Иначе какой же он мужчина?
Потом, когда она перестала ходить заходить ко мне, удивительным для меня оказалось только одно — почему я ни разу не задумался о том, на что она эти деньги тратит?
До тех пор, пока ко мне не пришла ее мать.
И нам обоим пришлось идти в дом мужа ее дочки…
…Возможно, идя вместе со мной в дом мужа Бау, ее мать на что-то рассчитывала, я поступал так, как поступал не раз в этой жизни: шел — не зная куда, не зная — зачем и — не задумываясь над тем, что стану делать, когда приду туда, куда иду.

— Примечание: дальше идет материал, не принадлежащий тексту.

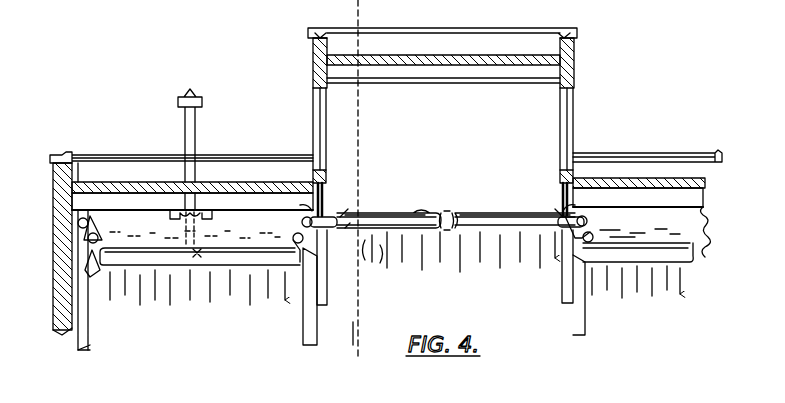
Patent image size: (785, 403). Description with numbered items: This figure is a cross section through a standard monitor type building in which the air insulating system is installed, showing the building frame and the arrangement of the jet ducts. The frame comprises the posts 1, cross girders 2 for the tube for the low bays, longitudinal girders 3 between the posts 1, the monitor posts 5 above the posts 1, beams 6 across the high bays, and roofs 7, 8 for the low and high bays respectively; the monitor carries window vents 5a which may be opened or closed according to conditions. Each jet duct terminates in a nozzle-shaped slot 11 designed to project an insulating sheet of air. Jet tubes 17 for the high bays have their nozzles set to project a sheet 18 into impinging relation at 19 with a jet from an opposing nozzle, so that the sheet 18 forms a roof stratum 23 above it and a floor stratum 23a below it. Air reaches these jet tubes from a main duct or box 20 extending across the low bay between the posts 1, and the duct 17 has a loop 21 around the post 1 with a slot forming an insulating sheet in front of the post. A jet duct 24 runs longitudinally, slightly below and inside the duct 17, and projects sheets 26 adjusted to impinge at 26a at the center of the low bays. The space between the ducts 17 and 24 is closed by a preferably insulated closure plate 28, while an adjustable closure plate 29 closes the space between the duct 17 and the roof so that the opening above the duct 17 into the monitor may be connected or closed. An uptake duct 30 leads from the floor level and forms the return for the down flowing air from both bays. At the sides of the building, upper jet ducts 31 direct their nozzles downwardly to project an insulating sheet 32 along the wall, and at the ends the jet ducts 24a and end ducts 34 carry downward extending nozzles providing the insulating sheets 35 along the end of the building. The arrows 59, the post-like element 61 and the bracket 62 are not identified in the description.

The post 1 is at (328, 292).
The cross girder 2 is at (258, 200).
The longitudinal girder 3 is at (324, 197).
The monitor post 5 is at (326, 125).
The window vent 5a is at (326, 153).
The beam 6 is at (433, 84).
The roof 7 is at (108, 186).
The roof 8 is at (395, 60).
The nozzle-shaped slot 11 is at (103, 217).
The jet tube 17 is at (314, 215).
The sheet 18 is at (388, 217).
The impinging point 19 is at (440, 218).
The main duct or box 20 is at (704, 230).
The loop 21 is at (364, 220).
The roof stratum 23 is at (450, 160).
The floor stratum 23a is at (392, 327).
The jet duct 24 is at (89, 241).
The jet duct 24a is at (396, 260).
The sheet 26 is at (138, 242).
The impinging point 26a is at (198, 246).
The closure plate 28 is at (322, 227).
The adjustable closure plate 29 is at (308, 210).
The uptake duct 30 is at (313, 330).
The upper jet duct 31 is at (79, 223).
The insulating sheet 32 is at (85, 290).
The end duct 34 is at (378, 216).
The insulating sheet 35 is at (398, 280).
The flow arrows 59 is at (395, 276).
The post 61 is at (196, 136).
The clamp 62 is at (175, 217).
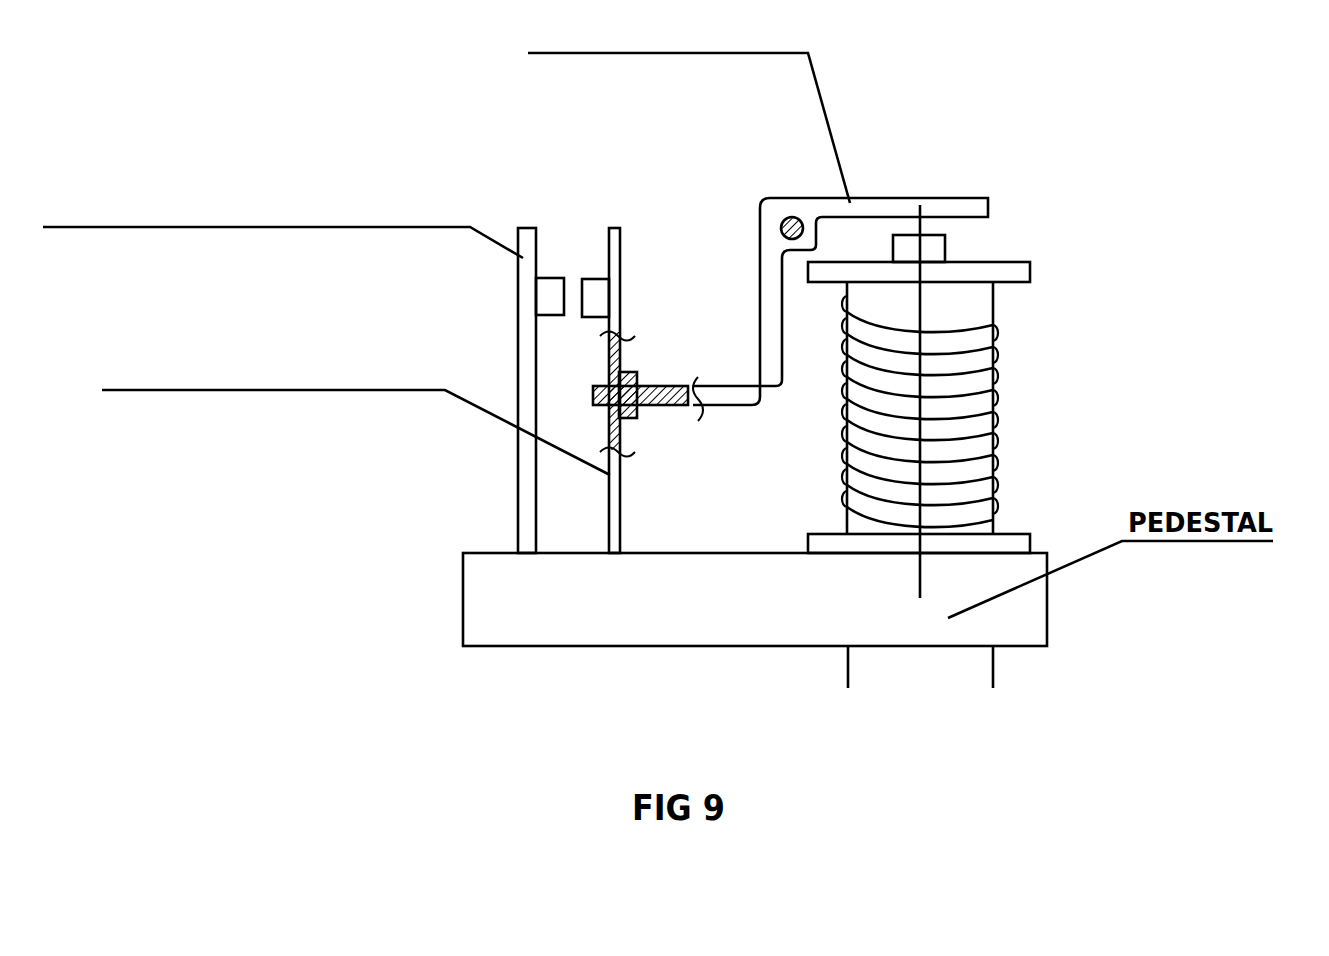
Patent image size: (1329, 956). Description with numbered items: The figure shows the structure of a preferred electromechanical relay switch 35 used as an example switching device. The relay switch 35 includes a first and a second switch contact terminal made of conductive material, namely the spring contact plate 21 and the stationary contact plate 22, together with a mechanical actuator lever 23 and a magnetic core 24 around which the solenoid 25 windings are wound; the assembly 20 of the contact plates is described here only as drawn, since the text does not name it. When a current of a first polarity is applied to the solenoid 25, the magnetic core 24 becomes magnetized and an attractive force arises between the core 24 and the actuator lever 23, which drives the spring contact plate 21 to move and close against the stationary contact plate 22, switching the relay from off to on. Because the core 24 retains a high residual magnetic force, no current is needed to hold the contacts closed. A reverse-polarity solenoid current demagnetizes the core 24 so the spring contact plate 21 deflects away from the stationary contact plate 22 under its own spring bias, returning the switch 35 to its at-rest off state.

The contact assembly 20 is at (518, 183).
The spring contact plate 21 is at (625, 238).
The stationary contact plate 22 is at (540, 228).
The actuator lever 23 is at (887, 198).
The magnetic core 24 is at (950, 245).
The solenoid 25 is at (978, 407).
The electromechanical switch 35 is at (1012, 137).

Я постучал в обшарпанную дверь, отстранил в сторону какую-то не знакомую мне девушку с отсутствующими глазами и разочарованием на лице, отметив только одно — тело показалось мне очень легким, несопротивляющимся.
А Бау сидела на полу, прислонившись к стене, и с девушкой, встреченной мной у входа, ее объединяло одно — отсутствующий взгляд.
Безразличный ко всему, что происходит вокруг.
Кажется, ни меня, ни мать она даже не узнала.
В этот момент откуда-то из того места, где в нормальных квартирах находится кухня, а в домах наркоманов это кухня «кухней» и является, появился ее муж. В его руках был огромный поварской нож-тесак.
С этим ножом он сделал шаг в мою сторону, и было видно, что и нож, и его владелец — одинаково безмозглы.
Не помню — успел ли я вздрогнуть — от этого момента в моей памяти осталось только одно воспоминание: «Придурок достаточно нормален, чтобы не промахнуться, — подумал я, — и достаточно одурманен, чтобы не думать о последствиях».
Под ногами у меня валялась какая-то рваная бумага, и среди мятых листов я увидел стертый веник — единственное оружие, которым я мог вооружиться.
Не знаю, чем уж показался этот веник в моих руках ее мужу, но он, озвучив что-то нечленораздельное, вновь скрылся на кухне.
После этого я взвалил Баунти на плечо, как мешок с картошкой, и вынес на улицу.
Потом с ее матерью мы взяли такси и отвезли малодвижное тело домой…
…Почти полгода я не видел Бау, хотя ее мама несколько раз заходила ко мне. И я, когда мог, помогал ей деньгами на какое-то лечение дочери в какой-то больнице для наркоманов; лечение, в которое сам я не верил.
Но, видимо, верила ее мать — иногда дети не оставляют своим родителям выбора.
Или — ничего.
Или-вера…
…Бау бросила наркотики.
Не знаю, помогло лечение или что-то еще, но наркотики она бросила.
Вера ее матери оказалась больше, чем ничего…
…Ее муж-наркоман довольно быстро подысчез не только с моего, но и с ее горизонта, оказавшись на зоне со сроком за какое-то мелкое, как и все его поступки, воровство.
Наверное, он был так несносно-проблематичен для всех окружавших его людей, что надоел даже милиции.